MYTH BUSTED – There is a test you can do yourself to test for coronavirus

There has been an abundance of fake advice shared on social media, often claiming to come from legitimate sources. You may have seen posts urging you to “hold your breath for 10 seconds” to test for coronavirus. Please me mindful of the sources you use to get information. Although researchers are working tirelessly to develop further testing methods, currently there are only two ways to test for coronavirus including either a swab of the throat/nose or a blood-test that need to be analyzed in a laboratory by specialists.
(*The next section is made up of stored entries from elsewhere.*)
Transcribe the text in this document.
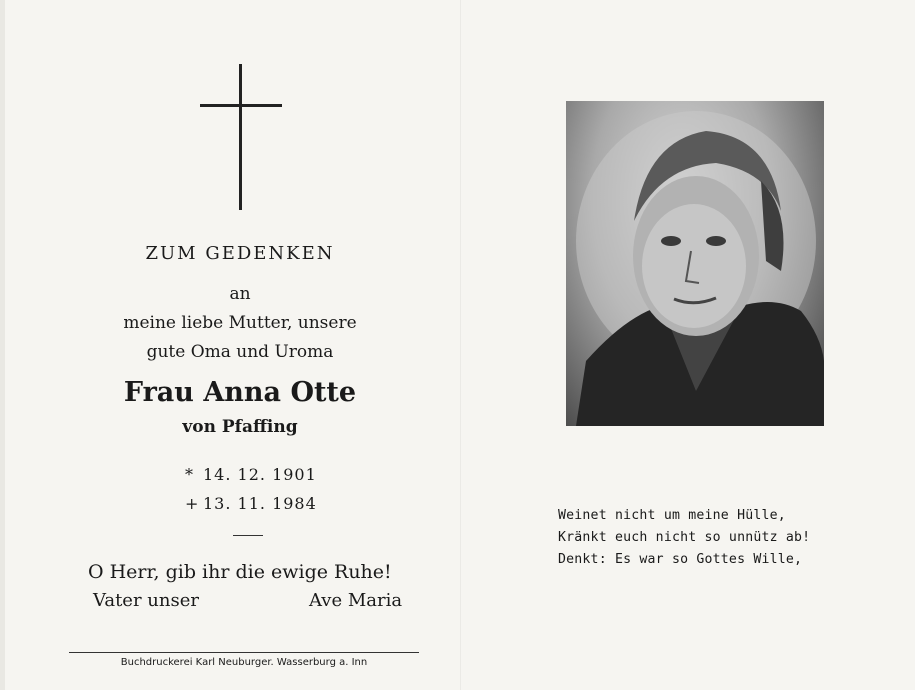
ZUM GEDENKEN
an
meine liebe Mutter, unsere
gute Oma und Uroma
Frau Anna Otte
von Pfaffing
* 14. 12. 1901
+ 13. 11. 1984
O Herr, gib ihr die ewige Ruhe!
Vater unser	Ave Maria
Buchdruckerei Karl Neuburger. Wasserburg a. Inn
Weinet nicht um meine Hülle,
Kränkt euch nicht so unnütz ab!
Denkt: Es war so Gottes Wille,
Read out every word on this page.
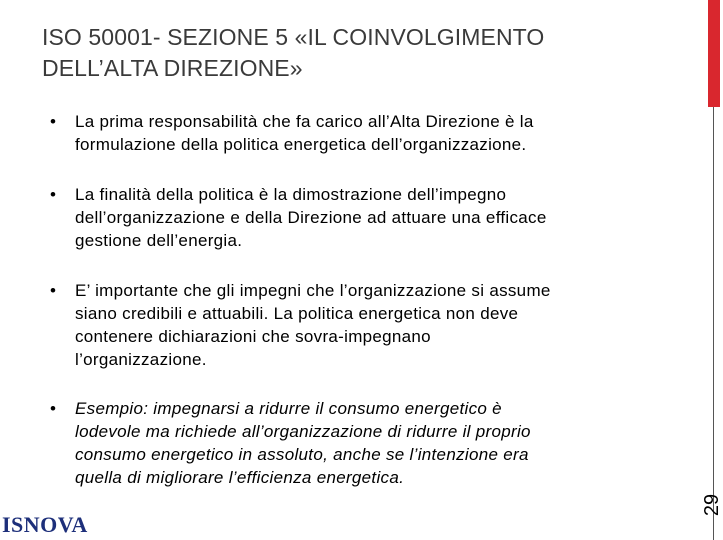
ISO 50001- SEZIONE 5 «IL COINVOLGIMENTO
DELL’ALTA DIREZIONE»
• La prima responsabilità che fa carico all’Alta Direzione è la
formulazione della politica energetica dell’organizzazione.
• La finalità della politica è la dimostrazione dell’impegno
dell’organizzazione e della Direzione ad attuare una efficace
gestione dell’energia.
• E’ importante che gli impegni che l’organizzazione si assume
siano credibili e attuabili. La politica energetica non deve
contenere dichiarazioni che sovra-impegnano
l’organizzazione.
• Esempio: impegnarsi a ridurre il consumo energetico è
lodevole ma richiede all’organizzazione di ridurre il proprio
consumo energetico in assoluto, anche se l’intenzione era
quella di migliorare l’efficienza energetica.
29
ISNOVA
MYTH BUSTED – Healthy young people do not develop symptoms even if they are infected

Because the early information focused on older adults, there was the assumption that healthy children and young people are unlikely to develop severe symptoms, even if contacting coronavirus. This is not quite true. Indeed, it appears that children are more likely to develop mild symptoms. However, this is not a guarantee and children/young people with no pre-existing health conditions can also develop severe and dangerous symptoms if infected. It is therefore imperative that all age groups adhere to the government’s advice for physical distancing.  
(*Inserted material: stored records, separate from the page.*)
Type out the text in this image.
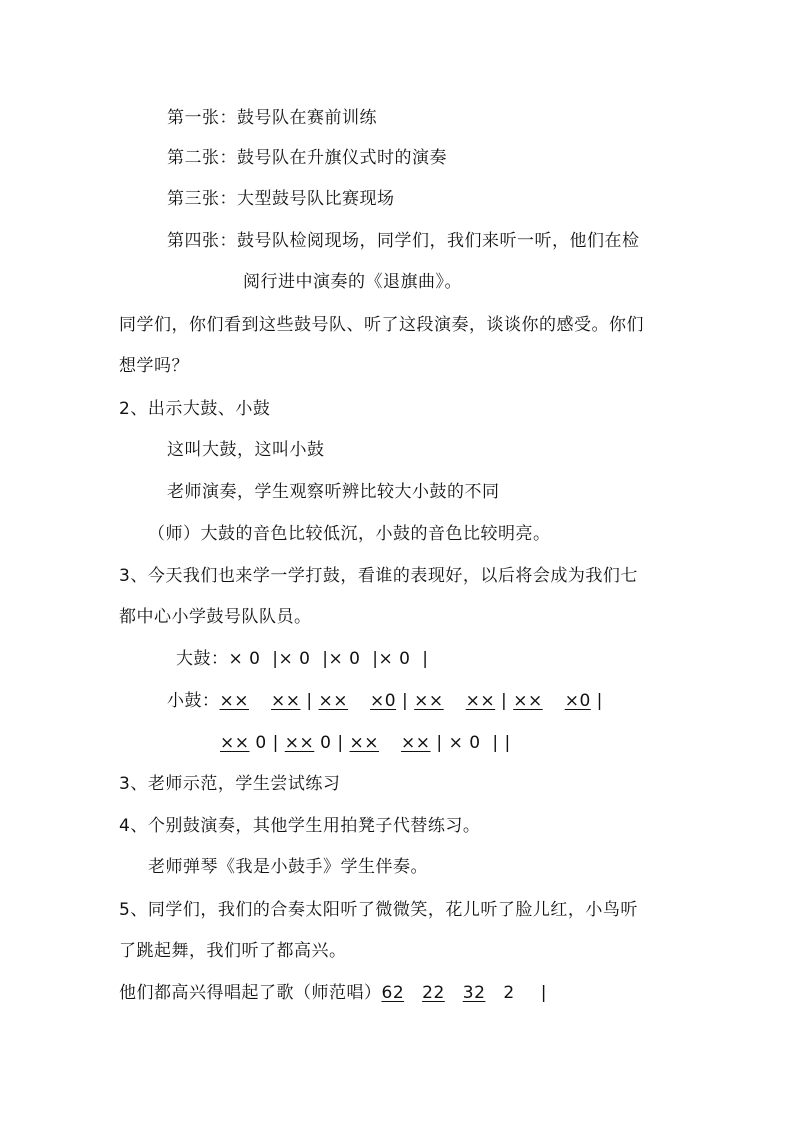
第一张：鼓号队在赛前训练
第二张：鼓号队在升旗仪式时的演奏
第三张：大型鼓号队比赛现场
第四张：鼓号队检阅现场，同学们，我们来听一听，他们在检
阅行进中演奏的《退旗曲》。
同学们，你们看到这些鼓号队、听了这段演奏，谈谈你的感受。你们
想学吗？
2、出示大鼓、小鼓
这叫大鼓，这叫小鼓
老师演奏，学生观察听辨比较大小鼓的不同
（师）大鼓的音色比较低沉，小鼓的音色比较明亮。
3、今天我们也来学一学打鼓，看谁的表现好，以后将会成为我们七
都中心小学鼓号队队员。
大鼓：× 0  |× 0  |× 0  |× 0  |
小鼓：×× ×× | ×× ×0 | ×× ×× | ×× ×0 |
×× 0 | ×× 0 | ×× ×× | × 0  | |
3、老师示范，学生尝试练习
4、个别鼓演奏，其他学生用拍凳子代替练习。
老师弹琴《我是小鼓手》学生伴奏。
5、同学们，我们的合奏太阳听了微微笑，花儿听了脸儿红，小鸟听
了跳起舞，我们听了都高兴。
他们都高兴得唱起了歌（师范唱）62 22 32 2 |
Common misconceptions or half-truths You can get coronavirus from your pets

There has been limited evidence that with very close contact with humans, pets can get infected with COVID-19. However, there is no evidence to show that the reverse is true. Pets do not transmit COVID-19 to humans even if infected themselves. There is no evidence to date as this is a new virus, but the assumption could be made that pets’ fur may be able to carry the virus in a similar way to other surfaces. The advice is therefore to keep good hygiene practices at all times for both you and your pet.                          

Common misconceptions or half-truths – Mail and parcels from hotspot countries are not safe

Studies carried out in controlled laboratory environments have shown that coronavirus can survive up to several days on surfaces of different materials. Postage and parcels received could possibly have been contaminated during handling. It is therefore important to open upon receipt, discard the packaging or disinfect and wash your hands. The good news is that with time the amount of virus on surfaces decreases rapidly, so if you are receiving mail that has been packaged and in transit for longer, the contents are even less likely to be contaminated.
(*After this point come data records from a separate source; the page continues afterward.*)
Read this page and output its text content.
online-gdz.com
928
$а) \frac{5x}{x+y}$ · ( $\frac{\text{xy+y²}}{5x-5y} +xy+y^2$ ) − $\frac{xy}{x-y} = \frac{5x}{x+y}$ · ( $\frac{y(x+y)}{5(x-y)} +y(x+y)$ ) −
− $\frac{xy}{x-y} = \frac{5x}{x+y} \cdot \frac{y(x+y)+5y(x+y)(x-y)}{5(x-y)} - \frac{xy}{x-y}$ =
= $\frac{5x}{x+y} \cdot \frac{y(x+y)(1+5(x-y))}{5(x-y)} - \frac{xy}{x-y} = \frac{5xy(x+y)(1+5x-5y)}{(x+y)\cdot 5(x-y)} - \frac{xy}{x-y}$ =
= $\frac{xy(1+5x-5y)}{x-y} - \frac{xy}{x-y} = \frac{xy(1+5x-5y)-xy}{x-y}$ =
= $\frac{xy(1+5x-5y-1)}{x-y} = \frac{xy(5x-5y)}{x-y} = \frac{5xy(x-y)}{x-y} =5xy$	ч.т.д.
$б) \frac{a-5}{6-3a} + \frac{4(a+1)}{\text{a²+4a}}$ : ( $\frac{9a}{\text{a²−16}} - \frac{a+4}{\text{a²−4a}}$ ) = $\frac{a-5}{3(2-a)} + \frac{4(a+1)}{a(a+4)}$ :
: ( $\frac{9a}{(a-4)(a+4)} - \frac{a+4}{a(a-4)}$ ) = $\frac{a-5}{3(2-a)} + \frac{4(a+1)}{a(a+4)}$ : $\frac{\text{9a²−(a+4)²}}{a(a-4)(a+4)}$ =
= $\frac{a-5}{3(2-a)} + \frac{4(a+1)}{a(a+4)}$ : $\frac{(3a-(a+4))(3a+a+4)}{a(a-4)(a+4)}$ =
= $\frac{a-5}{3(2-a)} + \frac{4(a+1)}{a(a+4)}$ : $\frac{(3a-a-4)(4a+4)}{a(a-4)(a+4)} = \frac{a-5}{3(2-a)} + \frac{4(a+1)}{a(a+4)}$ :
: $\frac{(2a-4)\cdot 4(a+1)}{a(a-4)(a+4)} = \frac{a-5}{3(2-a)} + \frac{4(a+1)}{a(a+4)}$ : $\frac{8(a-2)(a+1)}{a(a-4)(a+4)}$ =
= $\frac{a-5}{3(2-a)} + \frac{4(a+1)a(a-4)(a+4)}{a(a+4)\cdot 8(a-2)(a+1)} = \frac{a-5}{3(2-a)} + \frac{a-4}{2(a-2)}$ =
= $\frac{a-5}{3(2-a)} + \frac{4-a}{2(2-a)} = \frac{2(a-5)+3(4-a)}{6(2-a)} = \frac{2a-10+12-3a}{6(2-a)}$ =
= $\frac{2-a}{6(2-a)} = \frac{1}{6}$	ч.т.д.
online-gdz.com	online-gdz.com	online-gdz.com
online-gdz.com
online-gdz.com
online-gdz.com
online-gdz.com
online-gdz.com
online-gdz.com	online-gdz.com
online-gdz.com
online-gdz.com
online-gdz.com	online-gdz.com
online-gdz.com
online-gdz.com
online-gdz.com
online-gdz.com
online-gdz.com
MYTH BUSTED – I am not eligible for mental health support in relation to COVID-19

As you will be aware, a lot of the NHS staff are currently being deployed to fight COVID-19. Mental health teams may be working with fewer staff, having to maximize capacity and amend protocols. Your care team will be in contact with you about any changes that affect your care. Specific guidance for clinicians relating to COVID-19 is currently being developed. In addition to that, a lot of Trusts are offering access to a hotline to discuss concerns around COVID-19. You may also want to access Bipolar UK’s eCommunity to share your concerns in a safe space.